I suppose that if I am honest, I crave that He takes control not only of my arse but also controls my sexual need for him. I know I need to spurt for him and then in the after glow of my own gratification, concentrate on Masters pleasure doused in the hormones of my own release. It would put my own sexual pleasure within his control and make me subordinate all to his Mastery. When Master wanted me to jerk for him I could not achieve it and I was permitted to leave. When I told my mentor he spluttered and said that a boi who could not cum for His Master should be whipped. I know he is right. It puts a new level of submission into my mind.

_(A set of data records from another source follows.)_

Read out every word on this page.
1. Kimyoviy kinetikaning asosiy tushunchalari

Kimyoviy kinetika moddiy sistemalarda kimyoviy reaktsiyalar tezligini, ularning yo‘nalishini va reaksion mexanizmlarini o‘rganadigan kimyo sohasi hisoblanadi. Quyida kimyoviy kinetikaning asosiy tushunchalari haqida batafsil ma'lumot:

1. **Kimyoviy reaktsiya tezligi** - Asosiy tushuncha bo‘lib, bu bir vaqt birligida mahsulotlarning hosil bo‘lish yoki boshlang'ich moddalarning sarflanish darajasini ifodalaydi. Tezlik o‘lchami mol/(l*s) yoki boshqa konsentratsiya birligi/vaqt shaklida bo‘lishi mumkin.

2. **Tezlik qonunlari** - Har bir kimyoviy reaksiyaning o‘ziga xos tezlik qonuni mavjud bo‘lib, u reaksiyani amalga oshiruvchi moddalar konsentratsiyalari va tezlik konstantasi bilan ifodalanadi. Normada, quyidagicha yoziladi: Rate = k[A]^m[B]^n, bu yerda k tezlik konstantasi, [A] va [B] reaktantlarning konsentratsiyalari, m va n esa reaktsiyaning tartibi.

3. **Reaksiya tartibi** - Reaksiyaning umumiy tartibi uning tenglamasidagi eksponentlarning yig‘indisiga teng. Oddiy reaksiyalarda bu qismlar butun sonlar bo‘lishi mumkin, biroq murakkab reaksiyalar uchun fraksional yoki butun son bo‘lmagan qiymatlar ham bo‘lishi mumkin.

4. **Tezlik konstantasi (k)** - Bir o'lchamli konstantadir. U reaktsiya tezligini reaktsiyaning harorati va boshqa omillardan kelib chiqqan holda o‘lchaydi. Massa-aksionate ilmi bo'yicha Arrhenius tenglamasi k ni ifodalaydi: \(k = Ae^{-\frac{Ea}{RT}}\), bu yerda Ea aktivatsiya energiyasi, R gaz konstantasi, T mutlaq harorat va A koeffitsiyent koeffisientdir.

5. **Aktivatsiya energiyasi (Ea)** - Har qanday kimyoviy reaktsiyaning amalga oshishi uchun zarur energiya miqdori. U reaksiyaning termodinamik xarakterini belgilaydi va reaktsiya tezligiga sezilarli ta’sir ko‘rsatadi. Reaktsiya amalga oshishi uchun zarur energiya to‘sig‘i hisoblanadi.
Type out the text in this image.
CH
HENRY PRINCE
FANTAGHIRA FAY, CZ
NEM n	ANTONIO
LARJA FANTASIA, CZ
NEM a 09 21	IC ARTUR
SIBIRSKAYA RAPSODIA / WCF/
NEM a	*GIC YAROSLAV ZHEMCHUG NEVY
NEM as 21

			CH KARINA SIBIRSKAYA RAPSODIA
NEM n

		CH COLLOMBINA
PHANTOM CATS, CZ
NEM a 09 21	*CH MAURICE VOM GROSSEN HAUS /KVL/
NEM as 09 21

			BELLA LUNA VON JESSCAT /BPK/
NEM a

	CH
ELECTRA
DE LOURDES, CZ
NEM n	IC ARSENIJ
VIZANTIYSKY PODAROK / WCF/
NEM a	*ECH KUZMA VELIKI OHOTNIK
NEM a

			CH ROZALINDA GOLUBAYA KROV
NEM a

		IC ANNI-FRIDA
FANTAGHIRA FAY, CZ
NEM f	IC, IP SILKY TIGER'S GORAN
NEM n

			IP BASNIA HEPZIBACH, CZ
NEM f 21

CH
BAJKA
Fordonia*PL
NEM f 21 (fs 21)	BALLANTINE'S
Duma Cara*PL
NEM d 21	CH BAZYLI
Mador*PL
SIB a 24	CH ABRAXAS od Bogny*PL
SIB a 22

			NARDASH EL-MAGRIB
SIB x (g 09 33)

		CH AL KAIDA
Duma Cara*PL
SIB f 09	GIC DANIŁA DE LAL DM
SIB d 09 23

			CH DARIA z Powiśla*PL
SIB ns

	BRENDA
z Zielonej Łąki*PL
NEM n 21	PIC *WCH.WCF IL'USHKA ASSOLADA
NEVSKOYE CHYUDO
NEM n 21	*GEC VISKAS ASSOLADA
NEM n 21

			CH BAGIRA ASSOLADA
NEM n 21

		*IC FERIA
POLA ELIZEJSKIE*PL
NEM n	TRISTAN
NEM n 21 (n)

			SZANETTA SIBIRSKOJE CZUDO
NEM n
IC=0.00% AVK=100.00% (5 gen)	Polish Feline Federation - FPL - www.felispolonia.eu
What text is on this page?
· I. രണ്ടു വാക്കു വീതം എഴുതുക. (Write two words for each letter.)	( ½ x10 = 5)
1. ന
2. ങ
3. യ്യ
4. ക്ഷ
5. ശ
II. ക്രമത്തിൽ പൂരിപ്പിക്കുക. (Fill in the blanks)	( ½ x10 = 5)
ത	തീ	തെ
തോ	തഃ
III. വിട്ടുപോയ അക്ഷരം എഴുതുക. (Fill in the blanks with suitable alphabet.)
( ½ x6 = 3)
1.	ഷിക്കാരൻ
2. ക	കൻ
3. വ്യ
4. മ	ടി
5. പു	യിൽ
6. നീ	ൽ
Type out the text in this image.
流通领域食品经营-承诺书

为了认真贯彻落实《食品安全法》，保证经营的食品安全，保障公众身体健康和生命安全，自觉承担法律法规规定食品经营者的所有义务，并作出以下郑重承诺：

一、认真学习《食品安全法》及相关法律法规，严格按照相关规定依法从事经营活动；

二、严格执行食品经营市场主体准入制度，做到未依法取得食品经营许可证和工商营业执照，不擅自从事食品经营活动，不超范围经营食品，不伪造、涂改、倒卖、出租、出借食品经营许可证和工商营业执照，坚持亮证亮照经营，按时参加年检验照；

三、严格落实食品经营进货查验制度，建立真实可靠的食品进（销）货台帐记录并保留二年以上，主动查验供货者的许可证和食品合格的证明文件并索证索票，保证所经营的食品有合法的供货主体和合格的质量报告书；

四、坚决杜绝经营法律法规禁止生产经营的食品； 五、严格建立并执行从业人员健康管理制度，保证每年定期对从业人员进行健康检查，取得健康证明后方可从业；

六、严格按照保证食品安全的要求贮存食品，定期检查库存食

Master fucked me, photographed me, made me suck His warm cock, still hard and warm from my arse and then he played with my boi hole, fingering me and inserting four digits, he later told me. I was in relaxed heaven, stretched and submissive but enjoying the attention. I am so anally receptive that I know I love being used in this way. Master caned me gently at my request. He used 3 or 4 different implements: the cane, the crop, the strap and made me hot and sore but they were neat and measured strokes, three or four with each to make me writhe but they didnt make me howl. I would like to know if beating my arse arouses Master but we didnt have the time to explore this. Perhaps another time….       

This second visit gave me insight into what slave training might really do for me. It made me move deeper into the mind set of submission. It helped me express my want with greater abandon and lewdness. It gave me the freedom to express myself as a developing fuck boy. I know that slavery changes me completely and I love the freedom of saying and doing things I never thought I could admit and proclaim with such conviction. It enables me to cast off my controlled independent clothed persona and display myself with naked honesty, no longer in control of my body but conscious of preparing and presenting myself as Masters fucktoy.

To sum up, I love Master using my arse, my mouth, my imagination and my pain for His amusement. I love being put in the humbler, having a hook put in my bum, being made to do only those things which please Master no matter if they please me. I love being spanked and humiliated.

Master, I love You being rough with my tits, my cock and balls, my mouth and my eager arse. I may sufer and squirm under Your use but afterwards, I lie in throbbing happiness and pull my cock in abjection and worship and cum for You softly and longingly.